AI development at Sonnet Code is the engineering half: standing up the agent-inventory catalog as a versioned engineering artifact against the team's existing Agentforce, Slack, and external-tool surfaces; designing the description-review discipline and the per-specialist coverage matrix that keeps the orchestrator's routing surface deterministic enough to operate; integrating the routing-decision dashboard into the engineering review cadence with per-specialist routing-accuracy, human-handoff, and failure-mode-tail attribution; and wiring the cross-vendor A2A and MCP surfaces against the team's Microsoft, ServiceNow, Snowflake, and SAP integration points so the production AI architecture matches the multi-vendor reality the platform now formally supports.

AI training at Sonnet Code is the human-judgment half: senior engineers and domain experts who author the per-specialist gold sets that grade each Agentforce specialist honestly against the team's specific customer-intent distribution; design the per-specialist senior-judgment rubrics that calibrate the senior-review queue for the multi-agent failure-mode tail; refresh the gold sets and rubrics quarterly so the routing decisions and the specialist behaviors do not silently drift as the intent distribution evolves; and serve as the senior-judge pool whose calibrated decisions feed the description-refresh and rubric-refresh updates the next routing-accuracy cycle resolves against.

The enterprise CRM default just acquired the multi-agent topology.
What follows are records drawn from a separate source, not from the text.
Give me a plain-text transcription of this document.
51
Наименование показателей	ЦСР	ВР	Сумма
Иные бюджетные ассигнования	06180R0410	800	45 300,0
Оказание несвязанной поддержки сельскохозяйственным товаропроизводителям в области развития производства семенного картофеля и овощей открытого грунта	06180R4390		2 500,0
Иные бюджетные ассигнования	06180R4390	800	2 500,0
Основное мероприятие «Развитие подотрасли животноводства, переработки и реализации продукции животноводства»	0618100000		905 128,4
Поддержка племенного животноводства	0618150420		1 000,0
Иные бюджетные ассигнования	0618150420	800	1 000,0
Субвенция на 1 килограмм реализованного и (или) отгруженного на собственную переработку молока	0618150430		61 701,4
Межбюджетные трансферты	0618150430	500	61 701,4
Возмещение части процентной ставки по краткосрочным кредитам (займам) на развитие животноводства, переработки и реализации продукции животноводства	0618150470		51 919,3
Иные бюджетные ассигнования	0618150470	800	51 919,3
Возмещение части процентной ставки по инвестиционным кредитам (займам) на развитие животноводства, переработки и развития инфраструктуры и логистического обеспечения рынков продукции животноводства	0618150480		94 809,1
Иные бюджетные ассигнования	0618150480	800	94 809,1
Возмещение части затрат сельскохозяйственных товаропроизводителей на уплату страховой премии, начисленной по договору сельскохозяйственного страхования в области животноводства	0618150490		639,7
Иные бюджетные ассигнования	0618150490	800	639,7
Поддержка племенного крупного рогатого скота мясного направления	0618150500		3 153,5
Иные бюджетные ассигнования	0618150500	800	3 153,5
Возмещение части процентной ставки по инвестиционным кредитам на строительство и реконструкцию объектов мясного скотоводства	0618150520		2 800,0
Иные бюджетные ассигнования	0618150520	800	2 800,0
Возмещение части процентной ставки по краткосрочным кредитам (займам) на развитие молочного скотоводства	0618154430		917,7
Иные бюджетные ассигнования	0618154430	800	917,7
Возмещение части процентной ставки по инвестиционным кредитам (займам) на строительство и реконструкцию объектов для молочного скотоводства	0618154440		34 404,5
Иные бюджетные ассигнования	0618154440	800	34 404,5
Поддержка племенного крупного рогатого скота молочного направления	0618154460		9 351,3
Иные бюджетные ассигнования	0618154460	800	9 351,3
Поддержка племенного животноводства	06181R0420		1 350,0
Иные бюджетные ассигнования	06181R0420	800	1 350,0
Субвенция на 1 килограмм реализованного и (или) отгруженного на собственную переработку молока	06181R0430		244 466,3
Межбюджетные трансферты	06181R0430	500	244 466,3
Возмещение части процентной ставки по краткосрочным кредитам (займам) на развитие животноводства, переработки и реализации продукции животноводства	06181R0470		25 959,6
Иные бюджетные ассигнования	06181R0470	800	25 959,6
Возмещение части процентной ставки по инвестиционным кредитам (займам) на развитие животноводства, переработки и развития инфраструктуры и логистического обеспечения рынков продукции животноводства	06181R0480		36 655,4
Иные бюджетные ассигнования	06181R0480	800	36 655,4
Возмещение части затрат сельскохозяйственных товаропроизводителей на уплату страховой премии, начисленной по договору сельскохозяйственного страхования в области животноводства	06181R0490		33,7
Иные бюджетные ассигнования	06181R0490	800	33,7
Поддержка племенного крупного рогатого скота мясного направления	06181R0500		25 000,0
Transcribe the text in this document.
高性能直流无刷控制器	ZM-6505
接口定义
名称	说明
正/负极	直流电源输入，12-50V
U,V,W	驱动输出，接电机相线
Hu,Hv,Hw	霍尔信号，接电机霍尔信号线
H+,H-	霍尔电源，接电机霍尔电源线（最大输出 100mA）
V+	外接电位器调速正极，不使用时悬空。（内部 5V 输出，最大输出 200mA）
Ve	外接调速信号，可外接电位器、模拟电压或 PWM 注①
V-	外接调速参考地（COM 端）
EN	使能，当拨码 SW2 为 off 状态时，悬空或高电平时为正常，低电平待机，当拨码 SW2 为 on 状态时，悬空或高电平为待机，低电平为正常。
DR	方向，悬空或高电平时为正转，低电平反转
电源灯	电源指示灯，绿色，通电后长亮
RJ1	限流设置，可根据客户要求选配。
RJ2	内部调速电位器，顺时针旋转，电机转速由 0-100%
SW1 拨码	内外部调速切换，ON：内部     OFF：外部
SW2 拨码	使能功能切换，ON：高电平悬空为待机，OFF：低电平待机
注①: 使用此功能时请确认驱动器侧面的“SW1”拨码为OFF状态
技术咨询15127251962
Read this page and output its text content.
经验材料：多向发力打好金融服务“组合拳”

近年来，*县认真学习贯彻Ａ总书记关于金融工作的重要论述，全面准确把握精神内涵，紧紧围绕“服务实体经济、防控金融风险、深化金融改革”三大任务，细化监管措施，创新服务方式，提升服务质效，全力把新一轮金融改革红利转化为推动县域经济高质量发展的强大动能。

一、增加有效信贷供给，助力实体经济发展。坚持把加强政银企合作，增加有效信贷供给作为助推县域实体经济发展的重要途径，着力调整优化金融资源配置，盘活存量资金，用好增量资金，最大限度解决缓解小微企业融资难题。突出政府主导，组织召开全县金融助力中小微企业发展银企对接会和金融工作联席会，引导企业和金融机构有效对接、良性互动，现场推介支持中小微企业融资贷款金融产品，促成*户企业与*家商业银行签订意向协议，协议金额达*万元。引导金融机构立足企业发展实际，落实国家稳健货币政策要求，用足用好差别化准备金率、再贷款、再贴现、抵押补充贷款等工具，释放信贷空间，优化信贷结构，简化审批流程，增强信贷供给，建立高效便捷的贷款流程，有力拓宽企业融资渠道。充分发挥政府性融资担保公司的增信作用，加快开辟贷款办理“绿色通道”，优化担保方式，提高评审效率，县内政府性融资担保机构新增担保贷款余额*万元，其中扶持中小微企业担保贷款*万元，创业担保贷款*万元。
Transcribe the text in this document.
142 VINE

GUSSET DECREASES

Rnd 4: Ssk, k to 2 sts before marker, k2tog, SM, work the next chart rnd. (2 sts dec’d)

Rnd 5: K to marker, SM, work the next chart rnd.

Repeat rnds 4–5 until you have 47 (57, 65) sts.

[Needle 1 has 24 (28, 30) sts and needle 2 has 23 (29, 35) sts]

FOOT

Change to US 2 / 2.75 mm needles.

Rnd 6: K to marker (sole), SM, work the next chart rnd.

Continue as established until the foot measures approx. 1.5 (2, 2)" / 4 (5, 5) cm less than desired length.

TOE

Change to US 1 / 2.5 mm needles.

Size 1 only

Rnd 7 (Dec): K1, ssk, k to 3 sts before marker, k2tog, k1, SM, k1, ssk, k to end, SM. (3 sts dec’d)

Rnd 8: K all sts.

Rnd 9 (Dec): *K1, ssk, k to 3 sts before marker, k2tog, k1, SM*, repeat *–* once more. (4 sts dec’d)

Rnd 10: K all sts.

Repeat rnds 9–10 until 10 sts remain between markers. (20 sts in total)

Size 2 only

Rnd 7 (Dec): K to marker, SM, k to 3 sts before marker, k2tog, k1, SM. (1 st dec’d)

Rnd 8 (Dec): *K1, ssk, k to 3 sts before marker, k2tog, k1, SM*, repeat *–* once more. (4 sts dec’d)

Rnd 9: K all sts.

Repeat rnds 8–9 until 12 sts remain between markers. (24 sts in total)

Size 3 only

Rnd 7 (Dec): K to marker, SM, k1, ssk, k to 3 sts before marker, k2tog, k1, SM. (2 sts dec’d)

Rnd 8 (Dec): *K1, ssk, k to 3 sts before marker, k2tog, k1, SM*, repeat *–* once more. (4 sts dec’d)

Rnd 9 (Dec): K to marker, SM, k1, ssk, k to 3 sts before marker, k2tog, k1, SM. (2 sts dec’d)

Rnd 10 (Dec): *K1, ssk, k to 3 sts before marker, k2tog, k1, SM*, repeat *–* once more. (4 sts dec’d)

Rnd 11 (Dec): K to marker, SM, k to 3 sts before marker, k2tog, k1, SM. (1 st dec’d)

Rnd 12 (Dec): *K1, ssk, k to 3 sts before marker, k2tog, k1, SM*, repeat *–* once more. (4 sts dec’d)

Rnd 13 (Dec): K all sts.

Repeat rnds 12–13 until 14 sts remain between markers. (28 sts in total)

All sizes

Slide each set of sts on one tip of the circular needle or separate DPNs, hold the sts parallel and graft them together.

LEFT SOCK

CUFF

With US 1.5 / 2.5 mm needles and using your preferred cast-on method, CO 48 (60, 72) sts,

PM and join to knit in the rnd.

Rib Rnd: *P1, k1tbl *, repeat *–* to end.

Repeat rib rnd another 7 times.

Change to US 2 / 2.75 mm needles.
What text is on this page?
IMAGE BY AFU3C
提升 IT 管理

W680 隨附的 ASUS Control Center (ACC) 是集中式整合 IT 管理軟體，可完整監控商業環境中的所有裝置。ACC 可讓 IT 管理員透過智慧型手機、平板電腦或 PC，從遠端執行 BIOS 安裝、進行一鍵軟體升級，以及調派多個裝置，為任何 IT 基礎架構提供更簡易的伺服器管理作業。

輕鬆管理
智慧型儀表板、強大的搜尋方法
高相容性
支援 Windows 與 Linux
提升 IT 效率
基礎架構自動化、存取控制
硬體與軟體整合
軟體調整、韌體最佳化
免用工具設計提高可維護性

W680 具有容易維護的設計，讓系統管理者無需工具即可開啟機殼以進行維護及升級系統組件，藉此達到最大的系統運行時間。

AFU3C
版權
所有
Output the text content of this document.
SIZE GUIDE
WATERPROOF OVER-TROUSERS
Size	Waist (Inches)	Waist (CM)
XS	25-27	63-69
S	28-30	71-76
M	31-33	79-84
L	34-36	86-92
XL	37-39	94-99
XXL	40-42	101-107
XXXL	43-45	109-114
The teams that walk into Q3 with the agent-inventory catalog stood up, the per-specialist eval gold sets authored against the team's own customer-intent distribution, the routing-decision dashboard wired into the engineering review cadence, and the per-specialist senior-review queue calibrated against the multi-agent failure-mode tail are the teams that turn the GA milestone into a compounding customer-experience advantage. The teams that treat the GA as a feature-flag-flip and stop there will discover the description-attack surface, the routing-accuracy drift, and the cross-vendor integration debt — six months after the buyer down the road figured out how to grade the topology honestly.